From documentation to decisions: enterprise architecture in the age of AI
How we built a connected enterprise model to support ownership, cost and AI governance decisions.
For the past 5 years, I have been changing how enterprise architecture works inside a large organisation.
We needed to help people make decisions. Our documents described the organisation, but they did not give teams enough evidence to act. An internal audit found unclear ownership across parts of the technology estate. A cost programme needed a consistent view of applications and capabilities. The growth of generative AI created another need: reviewers had to understand how each proposal connected to systems, data and accountable owners.
We built a connected enterprise model to address these problems. It now supports decisions about ownership, investment and AI risk.
As AI tools begin to reason and act across systems, they will also need this context in a form they can interpret.
I discussed this approach in an on-demand Ardoq webinar with enterprise architecture leaders from ITV and Funding Circle. We covered AI governance and business agility in complex organisations.
Clear ownership improved cost decisions
The internal audit found that ownership information was fragmented and inconsistent. Some applications had no accountable owner. Teams judged legacy status from experience rather than agreed evidence.
We created a model that linked each application to a business capability and a named owner. We agreed common definitions and gave teams a place to maintain the information.
The model exposed duplicate applications and gaps in accountability. It also changed cost discussions. Teams could examine evidence about business fit, technical condition and ownership before recommending investment.
A later cost programme used the same model for TIME analysis: tolerate, invest, migrate or eliminate. We could connect cost information to applications and capabilities instead of assembling another set of spreadsheets.
Finance and procurement teams still work in Excel, so we designed around that reality. We accepted spreadsheet imports and incomplete records while the model matured. This introduced modelling debt, but it allowed people to use the model before every field was perfect.
AI governance needs connected context
Generative AI increased the number and range of proposals that governance teams had to review. Narrative submissions made those reviews slow and inconsistent. Reviewers had to extract the relevant applications, data and business purpose from free text.
We replaced part of that process with a structured workflow. People submitting a proposal select the relevant applications, data and business capabilities from the enterprise model. The workflow checks the proposal against policy constraints and presents the result to a human reviewer.
The reviewer remains accountable for the decision. The workflow gives them consistent context and a record of the evidence they considered.
Linking each proposal to the enterprise model also gives us a broader view of AI use. We can see which capabilities depend on AI, which systems process sensitive data and who owns the associated risk.
AI systems need a machine-readable enterprise
Architecture teams have stored much of their knowledge in documents and slide decks. Those formats help people discuss a design, but software cannot rely on them as a consistent source of context.
AI-enabled automation needs defined relationships across the organisation. It needs to know:
- which business capabilities a system supports
- who owns the system and its data
- which sensitivity classifications apply
- which policies limit an action
- which other systems depend on the outcome
An application inventory cannot provide all of this. Teams need a shared model of business, technology, data and policy. The definitions must be consistent, and named people must own them.
A connected model can provide the basis for a knowledge graph. AI tools can use that graph to find relevant context, check boundaries and explain which information informed an action.
We are still developing this model. Agreeing definitions takes time, and ownership creates work for teams across the organisation. The technical platform is the easier part.
Architects must design decision context
This work changes the architect’s role. Architects still need modelling skills, but the quality of a diagram is not the main measure of value.
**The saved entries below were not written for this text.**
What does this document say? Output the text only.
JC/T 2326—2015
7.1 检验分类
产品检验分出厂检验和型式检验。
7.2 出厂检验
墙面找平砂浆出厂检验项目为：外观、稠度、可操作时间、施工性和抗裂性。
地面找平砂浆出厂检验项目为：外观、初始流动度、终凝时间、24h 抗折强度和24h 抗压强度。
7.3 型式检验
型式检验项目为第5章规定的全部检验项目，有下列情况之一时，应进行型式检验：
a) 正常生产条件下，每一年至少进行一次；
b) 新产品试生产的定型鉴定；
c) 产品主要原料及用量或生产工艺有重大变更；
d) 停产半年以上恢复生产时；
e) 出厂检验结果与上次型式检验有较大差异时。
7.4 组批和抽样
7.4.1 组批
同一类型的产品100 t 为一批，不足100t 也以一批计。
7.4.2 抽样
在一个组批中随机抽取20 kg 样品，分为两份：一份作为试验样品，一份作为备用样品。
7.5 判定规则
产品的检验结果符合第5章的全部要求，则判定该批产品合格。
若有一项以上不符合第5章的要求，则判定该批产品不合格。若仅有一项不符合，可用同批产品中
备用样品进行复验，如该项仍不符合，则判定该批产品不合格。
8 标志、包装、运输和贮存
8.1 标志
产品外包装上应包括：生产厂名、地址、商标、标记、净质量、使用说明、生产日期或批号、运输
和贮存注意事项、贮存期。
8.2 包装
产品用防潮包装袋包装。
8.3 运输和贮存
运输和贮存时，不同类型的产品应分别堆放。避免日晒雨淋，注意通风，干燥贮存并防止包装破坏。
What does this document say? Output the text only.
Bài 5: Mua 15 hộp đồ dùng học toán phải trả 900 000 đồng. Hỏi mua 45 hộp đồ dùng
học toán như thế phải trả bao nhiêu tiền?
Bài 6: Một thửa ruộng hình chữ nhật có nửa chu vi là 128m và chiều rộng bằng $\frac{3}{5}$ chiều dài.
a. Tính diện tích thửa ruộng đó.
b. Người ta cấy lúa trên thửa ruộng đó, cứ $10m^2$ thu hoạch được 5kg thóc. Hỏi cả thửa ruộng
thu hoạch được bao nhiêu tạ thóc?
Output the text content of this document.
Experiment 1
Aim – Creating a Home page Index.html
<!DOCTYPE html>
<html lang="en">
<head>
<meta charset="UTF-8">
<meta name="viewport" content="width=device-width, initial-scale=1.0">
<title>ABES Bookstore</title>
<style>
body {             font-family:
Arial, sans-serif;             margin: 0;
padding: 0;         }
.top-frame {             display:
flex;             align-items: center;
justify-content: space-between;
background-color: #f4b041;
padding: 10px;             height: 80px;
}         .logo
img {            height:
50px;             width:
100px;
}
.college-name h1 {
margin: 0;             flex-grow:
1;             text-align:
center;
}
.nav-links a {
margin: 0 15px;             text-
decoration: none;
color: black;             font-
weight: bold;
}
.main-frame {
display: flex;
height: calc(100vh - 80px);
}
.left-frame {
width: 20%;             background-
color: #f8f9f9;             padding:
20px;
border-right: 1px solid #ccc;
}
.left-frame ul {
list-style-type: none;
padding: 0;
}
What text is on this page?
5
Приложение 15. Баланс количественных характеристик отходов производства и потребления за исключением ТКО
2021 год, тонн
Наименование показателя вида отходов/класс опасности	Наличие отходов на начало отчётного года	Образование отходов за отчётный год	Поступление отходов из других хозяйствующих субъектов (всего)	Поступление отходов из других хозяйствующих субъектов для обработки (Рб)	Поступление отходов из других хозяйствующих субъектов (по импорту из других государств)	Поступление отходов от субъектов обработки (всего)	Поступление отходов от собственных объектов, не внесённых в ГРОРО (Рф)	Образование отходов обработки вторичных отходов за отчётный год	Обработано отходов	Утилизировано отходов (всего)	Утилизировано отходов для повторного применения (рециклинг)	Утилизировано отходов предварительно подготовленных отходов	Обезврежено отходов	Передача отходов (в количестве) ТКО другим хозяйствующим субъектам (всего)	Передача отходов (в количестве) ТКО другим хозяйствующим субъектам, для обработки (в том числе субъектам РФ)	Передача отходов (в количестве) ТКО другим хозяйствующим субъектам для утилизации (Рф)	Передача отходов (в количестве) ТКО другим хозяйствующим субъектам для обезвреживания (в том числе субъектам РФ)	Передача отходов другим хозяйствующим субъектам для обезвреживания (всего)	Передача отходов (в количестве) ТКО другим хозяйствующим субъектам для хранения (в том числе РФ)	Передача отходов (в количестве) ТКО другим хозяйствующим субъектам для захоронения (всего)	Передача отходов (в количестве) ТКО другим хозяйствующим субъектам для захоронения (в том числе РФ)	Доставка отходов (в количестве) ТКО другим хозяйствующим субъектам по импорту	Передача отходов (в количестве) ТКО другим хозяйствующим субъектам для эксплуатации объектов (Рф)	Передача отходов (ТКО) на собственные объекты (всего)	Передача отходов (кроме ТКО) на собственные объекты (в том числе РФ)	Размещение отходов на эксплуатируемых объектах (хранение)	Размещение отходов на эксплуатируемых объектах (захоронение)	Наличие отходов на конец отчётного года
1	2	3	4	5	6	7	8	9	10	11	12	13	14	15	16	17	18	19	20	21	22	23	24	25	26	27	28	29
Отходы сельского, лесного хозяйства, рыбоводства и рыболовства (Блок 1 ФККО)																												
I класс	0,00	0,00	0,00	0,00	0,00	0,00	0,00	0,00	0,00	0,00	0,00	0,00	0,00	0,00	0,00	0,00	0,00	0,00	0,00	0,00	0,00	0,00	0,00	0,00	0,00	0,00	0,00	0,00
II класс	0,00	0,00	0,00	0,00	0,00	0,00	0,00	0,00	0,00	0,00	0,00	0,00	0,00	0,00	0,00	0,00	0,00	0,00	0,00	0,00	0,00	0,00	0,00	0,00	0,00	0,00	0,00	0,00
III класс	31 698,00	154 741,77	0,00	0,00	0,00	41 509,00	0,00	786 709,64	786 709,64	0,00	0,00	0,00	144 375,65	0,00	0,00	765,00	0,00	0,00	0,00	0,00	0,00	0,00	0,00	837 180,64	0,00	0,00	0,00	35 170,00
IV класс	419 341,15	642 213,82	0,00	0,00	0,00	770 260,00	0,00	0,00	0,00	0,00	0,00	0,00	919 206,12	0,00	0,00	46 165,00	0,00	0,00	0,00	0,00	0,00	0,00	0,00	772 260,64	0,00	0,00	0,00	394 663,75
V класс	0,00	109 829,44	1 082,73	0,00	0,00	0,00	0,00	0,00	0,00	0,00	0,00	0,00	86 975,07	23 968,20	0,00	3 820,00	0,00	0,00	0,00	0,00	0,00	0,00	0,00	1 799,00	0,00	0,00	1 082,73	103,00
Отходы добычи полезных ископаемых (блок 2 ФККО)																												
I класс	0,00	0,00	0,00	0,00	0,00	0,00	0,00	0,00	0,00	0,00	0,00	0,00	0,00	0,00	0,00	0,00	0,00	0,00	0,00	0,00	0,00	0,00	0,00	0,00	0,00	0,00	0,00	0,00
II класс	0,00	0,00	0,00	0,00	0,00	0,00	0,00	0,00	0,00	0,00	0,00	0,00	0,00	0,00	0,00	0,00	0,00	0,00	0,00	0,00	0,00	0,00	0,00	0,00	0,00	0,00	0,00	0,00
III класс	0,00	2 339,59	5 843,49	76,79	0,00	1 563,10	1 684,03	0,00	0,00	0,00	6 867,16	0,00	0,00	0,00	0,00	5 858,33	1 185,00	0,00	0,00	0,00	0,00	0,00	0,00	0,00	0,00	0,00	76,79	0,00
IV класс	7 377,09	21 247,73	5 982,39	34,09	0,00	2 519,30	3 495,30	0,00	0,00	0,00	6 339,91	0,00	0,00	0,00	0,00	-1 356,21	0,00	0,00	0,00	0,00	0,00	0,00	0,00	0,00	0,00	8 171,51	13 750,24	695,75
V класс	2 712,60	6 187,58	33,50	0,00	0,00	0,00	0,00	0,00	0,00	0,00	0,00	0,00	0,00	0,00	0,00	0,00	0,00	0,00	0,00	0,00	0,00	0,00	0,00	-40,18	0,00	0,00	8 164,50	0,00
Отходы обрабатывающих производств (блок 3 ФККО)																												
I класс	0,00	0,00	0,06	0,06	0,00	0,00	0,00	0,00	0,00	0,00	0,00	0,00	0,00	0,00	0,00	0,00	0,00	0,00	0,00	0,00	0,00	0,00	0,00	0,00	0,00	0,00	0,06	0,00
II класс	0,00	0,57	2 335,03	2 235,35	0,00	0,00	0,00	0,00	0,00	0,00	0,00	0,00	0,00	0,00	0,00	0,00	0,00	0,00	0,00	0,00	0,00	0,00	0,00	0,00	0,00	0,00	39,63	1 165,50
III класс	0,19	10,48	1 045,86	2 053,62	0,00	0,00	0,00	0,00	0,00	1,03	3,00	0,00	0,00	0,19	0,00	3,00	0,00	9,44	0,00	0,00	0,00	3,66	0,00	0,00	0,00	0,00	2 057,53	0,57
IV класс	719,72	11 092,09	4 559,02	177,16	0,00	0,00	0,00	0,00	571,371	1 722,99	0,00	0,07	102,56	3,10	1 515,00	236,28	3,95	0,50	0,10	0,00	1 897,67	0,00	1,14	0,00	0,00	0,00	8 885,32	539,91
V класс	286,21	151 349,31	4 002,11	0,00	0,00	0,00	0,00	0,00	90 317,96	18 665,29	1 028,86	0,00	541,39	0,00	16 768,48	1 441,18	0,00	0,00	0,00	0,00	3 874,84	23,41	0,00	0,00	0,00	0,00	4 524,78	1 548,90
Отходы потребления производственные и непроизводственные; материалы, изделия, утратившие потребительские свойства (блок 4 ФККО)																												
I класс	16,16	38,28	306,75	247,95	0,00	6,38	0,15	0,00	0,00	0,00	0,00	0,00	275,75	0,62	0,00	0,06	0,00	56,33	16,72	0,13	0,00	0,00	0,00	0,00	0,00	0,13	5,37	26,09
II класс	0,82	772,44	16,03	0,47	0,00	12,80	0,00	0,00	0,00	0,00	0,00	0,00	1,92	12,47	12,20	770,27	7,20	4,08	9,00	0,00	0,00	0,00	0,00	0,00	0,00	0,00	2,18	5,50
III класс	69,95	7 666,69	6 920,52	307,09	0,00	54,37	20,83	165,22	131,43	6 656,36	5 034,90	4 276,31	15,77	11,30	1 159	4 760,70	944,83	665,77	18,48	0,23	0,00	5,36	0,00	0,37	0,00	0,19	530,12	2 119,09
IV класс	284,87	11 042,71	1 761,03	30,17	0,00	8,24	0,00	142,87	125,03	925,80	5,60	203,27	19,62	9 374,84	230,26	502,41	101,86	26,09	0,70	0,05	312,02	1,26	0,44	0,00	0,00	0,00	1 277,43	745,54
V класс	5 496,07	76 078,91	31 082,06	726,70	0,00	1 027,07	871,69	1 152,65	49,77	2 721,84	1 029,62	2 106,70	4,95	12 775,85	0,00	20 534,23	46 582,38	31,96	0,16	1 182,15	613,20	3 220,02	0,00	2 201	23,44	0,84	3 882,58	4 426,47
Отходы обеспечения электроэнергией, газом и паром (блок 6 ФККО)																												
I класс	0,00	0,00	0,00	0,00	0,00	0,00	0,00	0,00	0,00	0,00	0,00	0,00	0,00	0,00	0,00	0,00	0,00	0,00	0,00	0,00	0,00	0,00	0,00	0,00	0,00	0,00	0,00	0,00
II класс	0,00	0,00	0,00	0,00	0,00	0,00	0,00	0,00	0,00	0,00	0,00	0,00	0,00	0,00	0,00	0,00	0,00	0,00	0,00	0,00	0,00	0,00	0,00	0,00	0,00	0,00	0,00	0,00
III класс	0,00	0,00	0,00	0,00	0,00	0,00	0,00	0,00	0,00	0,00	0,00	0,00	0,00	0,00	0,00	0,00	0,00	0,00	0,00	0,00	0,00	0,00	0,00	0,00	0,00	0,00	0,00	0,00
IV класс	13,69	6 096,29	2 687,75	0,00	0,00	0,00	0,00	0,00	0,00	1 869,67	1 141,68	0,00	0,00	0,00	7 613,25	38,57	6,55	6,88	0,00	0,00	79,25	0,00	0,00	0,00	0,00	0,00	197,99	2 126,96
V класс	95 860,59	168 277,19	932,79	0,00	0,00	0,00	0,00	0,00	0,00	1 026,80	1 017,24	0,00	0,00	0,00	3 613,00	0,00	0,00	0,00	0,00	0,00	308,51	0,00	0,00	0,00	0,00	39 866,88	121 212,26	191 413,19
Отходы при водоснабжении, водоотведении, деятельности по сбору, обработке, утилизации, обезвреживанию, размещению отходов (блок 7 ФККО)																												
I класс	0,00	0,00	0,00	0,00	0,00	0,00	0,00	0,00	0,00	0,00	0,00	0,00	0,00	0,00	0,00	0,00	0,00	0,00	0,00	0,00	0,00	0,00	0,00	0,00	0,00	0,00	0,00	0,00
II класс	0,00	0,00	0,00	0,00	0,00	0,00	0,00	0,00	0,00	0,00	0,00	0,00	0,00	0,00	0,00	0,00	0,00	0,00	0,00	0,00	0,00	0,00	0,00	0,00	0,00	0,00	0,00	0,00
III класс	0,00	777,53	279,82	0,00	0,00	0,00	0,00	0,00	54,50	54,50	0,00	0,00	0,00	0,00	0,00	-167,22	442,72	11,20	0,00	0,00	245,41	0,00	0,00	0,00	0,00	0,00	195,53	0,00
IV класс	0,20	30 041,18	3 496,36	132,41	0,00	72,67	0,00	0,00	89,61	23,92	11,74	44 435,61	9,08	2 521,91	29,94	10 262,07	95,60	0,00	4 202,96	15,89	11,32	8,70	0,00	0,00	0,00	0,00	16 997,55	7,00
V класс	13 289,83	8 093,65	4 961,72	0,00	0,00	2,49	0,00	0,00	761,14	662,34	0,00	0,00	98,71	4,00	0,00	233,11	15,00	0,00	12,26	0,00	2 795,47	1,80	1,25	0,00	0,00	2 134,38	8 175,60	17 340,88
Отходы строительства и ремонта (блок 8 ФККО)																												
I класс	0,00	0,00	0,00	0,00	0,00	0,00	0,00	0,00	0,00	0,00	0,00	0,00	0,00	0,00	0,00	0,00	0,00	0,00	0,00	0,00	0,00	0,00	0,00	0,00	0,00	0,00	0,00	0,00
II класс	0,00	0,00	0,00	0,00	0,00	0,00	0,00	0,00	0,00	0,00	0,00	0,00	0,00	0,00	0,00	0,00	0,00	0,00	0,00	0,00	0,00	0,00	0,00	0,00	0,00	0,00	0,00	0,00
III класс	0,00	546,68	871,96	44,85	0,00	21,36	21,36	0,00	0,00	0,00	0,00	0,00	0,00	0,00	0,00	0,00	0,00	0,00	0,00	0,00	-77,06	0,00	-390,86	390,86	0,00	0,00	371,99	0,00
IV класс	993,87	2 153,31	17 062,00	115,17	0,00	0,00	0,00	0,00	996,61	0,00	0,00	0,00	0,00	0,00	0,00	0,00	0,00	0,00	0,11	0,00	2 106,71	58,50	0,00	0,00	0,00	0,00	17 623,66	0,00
Architects need to understand the decision, the people responsible for it and the evidence they need. They must connect the enterprise model to operational data and bring that context into the workflow where the decision happens.
AI governance also requires architects to work with privacy, cyber security, legal, finance and procurement teams. Together, these teams define the boundaries that an automated system must respect.
For our practice, the main lessons have been:
- start with a decision that the organisation needs to make
- assign an accountable owner to each important record
- accept modelling debt when it helps people start using the model
- connect the model to operational workflows and source systems
- keep people accountable for decisions supported by AI
The next step
Our enterprise model began as a response to an audit. It now supports cost analysis and AI governance because teams can reuse the same ownership, capability and system relationships.
The next step is to make more of that context available to automation. We need to do this without weakening human accountability or exposing data beyond its agreed boundaries.
Enterprise architecture can provide the governed context for that work. Its value will come from the decisions people make with it and the actions they can explain afterwards.